The Arab laughed. It seemed to him a huge joke that men should be wasting their time digging in the earth for bits of broken brick. “Why, where I live there are thousands of them,” he said. “We find them when we are digging the foundations of our houses.”
Botta was told what the peasant had said. The Frenchman was very dubious. He had heard such things before, and the rumours always proved false. The diggers, however, were so insistent, that at last he sent one or two off to the village of Khorsabad, where the peasant lived, to see what they could find.
It was some little time before the diggers could persuade the villagers to allow them to sink a test hole. Eventually, the inhabitants were won over, and the excavators sank a shaft—which quickly ended at the top of a mighty wall!
Hastening at once to the spot, Botta set his men furiously to work. They unearthed an ancient Assyrian palace. Great slabs of stone were covered with sculptured scenes of war. Botta was astounded. He, nor any other modern man, had never seen the like.

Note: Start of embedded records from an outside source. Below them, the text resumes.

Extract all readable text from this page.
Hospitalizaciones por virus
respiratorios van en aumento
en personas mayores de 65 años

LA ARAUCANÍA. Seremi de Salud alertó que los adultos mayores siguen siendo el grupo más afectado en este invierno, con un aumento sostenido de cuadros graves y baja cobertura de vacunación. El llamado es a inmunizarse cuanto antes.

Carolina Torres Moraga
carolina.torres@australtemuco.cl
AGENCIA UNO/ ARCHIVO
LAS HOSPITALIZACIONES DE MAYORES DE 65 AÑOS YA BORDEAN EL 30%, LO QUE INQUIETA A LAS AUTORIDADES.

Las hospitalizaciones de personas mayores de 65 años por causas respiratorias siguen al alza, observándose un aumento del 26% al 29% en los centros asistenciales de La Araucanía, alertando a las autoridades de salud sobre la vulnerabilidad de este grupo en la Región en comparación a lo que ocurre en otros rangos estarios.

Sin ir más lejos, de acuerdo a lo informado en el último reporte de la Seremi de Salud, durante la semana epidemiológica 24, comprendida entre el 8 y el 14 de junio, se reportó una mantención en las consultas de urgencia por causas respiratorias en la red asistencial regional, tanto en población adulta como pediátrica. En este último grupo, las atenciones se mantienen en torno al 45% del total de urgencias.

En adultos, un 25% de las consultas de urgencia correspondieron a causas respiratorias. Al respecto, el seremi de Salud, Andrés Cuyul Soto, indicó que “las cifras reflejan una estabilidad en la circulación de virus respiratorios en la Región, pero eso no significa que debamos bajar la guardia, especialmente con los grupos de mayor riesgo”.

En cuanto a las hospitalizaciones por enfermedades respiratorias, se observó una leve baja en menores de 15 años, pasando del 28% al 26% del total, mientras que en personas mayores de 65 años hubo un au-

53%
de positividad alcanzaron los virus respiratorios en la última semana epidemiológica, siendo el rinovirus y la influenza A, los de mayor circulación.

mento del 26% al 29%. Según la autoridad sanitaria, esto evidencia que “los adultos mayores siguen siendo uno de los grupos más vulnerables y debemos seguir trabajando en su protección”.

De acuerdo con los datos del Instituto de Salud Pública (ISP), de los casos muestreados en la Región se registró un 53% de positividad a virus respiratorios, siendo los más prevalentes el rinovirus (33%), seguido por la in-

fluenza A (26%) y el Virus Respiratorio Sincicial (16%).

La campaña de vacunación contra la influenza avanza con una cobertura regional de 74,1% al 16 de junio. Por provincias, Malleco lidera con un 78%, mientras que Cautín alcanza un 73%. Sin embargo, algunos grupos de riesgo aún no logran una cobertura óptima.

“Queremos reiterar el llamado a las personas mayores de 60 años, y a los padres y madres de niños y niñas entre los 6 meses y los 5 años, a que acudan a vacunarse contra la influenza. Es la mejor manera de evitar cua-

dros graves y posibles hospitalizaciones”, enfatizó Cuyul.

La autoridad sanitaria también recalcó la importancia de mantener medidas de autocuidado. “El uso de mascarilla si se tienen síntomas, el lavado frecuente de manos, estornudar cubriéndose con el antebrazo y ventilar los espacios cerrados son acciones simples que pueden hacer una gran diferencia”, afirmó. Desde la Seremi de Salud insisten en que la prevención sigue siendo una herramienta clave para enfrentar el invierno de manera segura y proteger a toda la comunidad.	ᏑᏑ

They proved to be the ruins of a king’s palace, but unfortunately as soon as they were laid bare the slabs began to crumble. A huge fire had destroyed the palace. In the heat the slabs were reduced to lime, and directly they were uncovered they fell in little pieces. Nothing could be done to preserve them. They had remained hidden for thousands of years. The kindly earth had kept them intact, but directly the air played about them they decayed.
Layard was for long in close touch with Botta. More than once the Frenchman wrote to Layard about his non-success, and Layard displayed his fine character by urging the Frenchman to continue.
The Briton had studied the spot with a view to working there. All thoughts of reaching Ceylon had passed from his mind. He wrote to friends, and tried to interest them in his proposed work. He received no encouragement. Despite all this disappointment, he was great enough to encourage his rival. It throws considerable light on the character of the man who eventually accomplished so much on the banks of the Tigris.
If Layard did not make the first discovery there, he had much to do with it. But for his encouragement, Botta might have ceased digging long before the peasant stood looking down into his trenches, to tell him that there were heaps of the funny old bricks in his village of Khorsabad.
The influence of the Englishman, and the laughing words of a peasant, led to the Frenchman taking the first step back into the Assyria of the past.